Venerdì 19 Aprile 2024

Le incognite del M5s. Il leader assediato

Il Maalox questa volta rischia di prenderlo Luigi Di Maio. Nel 2014 toccò a Beppe Grillo dopo il famoso 40% di renziana memoria. Fortunatamente per lui se la cavò con uno sfottò via social: «Vinciamo poi». Beppe era un comico, il suo Movimento era all’opposizione e la sconfitta poteva essere tollerata con una messa in scena. Oggi per Di Maio – se le proiezioni verranno confermate – un video sul web non basterà. Che il governo fosse appeso alle Europee è un segreto di Pulcinella. La distanza tra i due vicepremier e tra i due partiti di governo (Lega e M5s) desta non poche preoccupazioni sulla stabilità dell’esecutivo. Con un’aggravante: i 5 Stelle (che alle Politiche erano al 32,7%) sono stati superati pure dal Pd di Zingaretti. Insomma, per Di Maio saranno dolori considerando – come fa notare l’Istituto Cattaneo – che il M5s si è sgonfiato al Sud, dove tradizionalmente è più forte. Segno che aver cambiato pelle, essersi alleati con la Lega, tradendo molti dei ‘dogmi’ stellati, non ha funzionato trasformando il Movimento da partito piglia tutti in partito ‘uno nessuno centomila’ che un giorno è giustizialista e il giorno dopo salva Salvini.
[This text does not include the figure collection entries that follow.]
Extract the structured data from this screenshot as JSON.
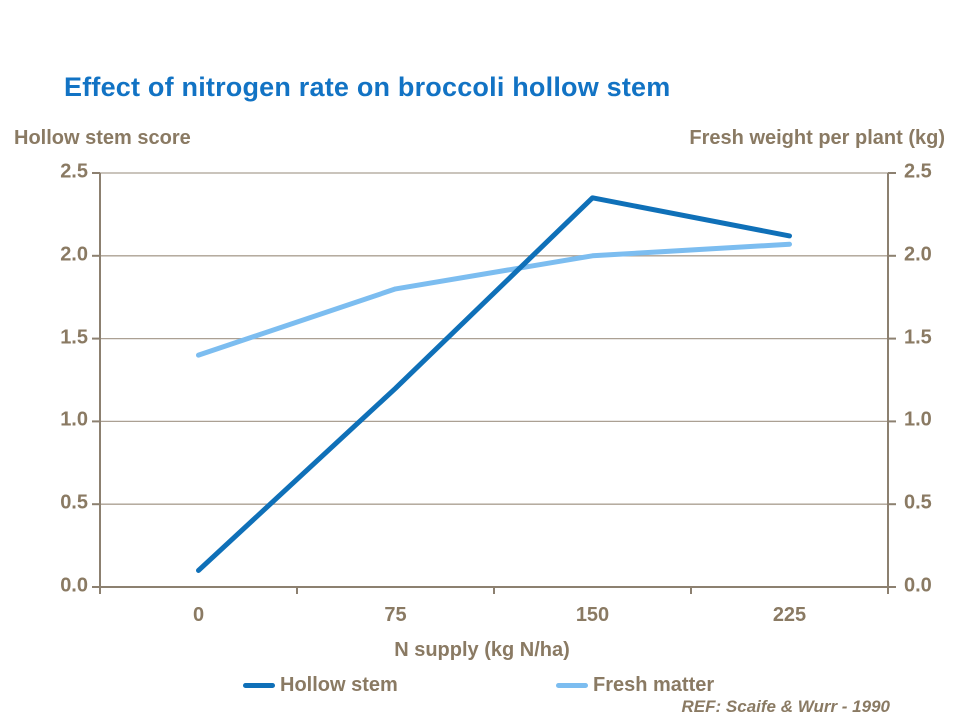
{
  "slide": {
    "ref_note": "REF: Scaife & Wurr - 1990"
  },
  "chart_data": {
    "type": "line",
    "title": "Effect of nitrogen rate on broccoli hollow stem",
    "categories": [
      0,
      75,
      150,
      225
    ],
    "x_tick_labels": [
      "0",
      "75",
      "150",
      "225"
    ],
    "xlabel": "N supply (kg N/ha)",
    "left_axis_title": "Hollow stem score",
    "right_axis_title": "Fresh weight per plant (kg)",
    "y_tick_labels": [
      "0.0",
      "0.5",
      "1.0",
      "1.5",
      "2.0",
      "2.5"
    ],
    "y_tick_values": [
      0,
      0.5,
      1,
      1.5,
      2,
      2.5
    ],
    "ylim": [
      0,
      2.5
    ],
    "grid": true,
    "legend_position": "bottom",
    "series": [
      {
        "name": "Hollow stem",
        "axis": "left",
        "color": "#0F70B8",
        "values": [
          0.1,
          1.2,
          2.35,
          2.12
        ]
      },
      {
        "name": "Fresh matter",
        "axis": "right",
        "color": "#7CBDF0",
        "values": [
          1.4,
          1.8,
          2.0,
          2.07
        ]
      }
    ]
  },
  "colors": {
    "title": "#1273C4",
    "axis_text": "#8A7A63",
    "axis_line": "#8C8070",
    "gridline": "#ABA093",
    "background": "#FFFFFF"
  }
}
Un giorno è di destra e il giorno dopo di sinistra. Tante, quindi, le incognite. A partire dalla leadership di Di Maio. Primo: se l’alleanza naufragasse, il giovane capo non potrà ricandidarsi. È al secondo mandato e Casaleggio ha già fatto sapere che di deroghe non se ne parla. Secondo: Di Maio dovrà fronteggiare l’ala sinistra interna guidata da Roberto Fico che si rifarà viva. Terzo: Di Battista. Dopo aver proclamato di ripartire per mete lontane ha cambiato idea. All’ultimo comizio di Di Maio in tanti hanno notato che lo smalto del sorriso guascone non si è guastato. Quarto: Giuseppe Conte e le voci di una sua discesa in campo alla guida del M5s. Fantapolitica? A pensar male degli altri si fa peccato, ma spesso si indovina. Pare lo dicesse Giulio Andreotti.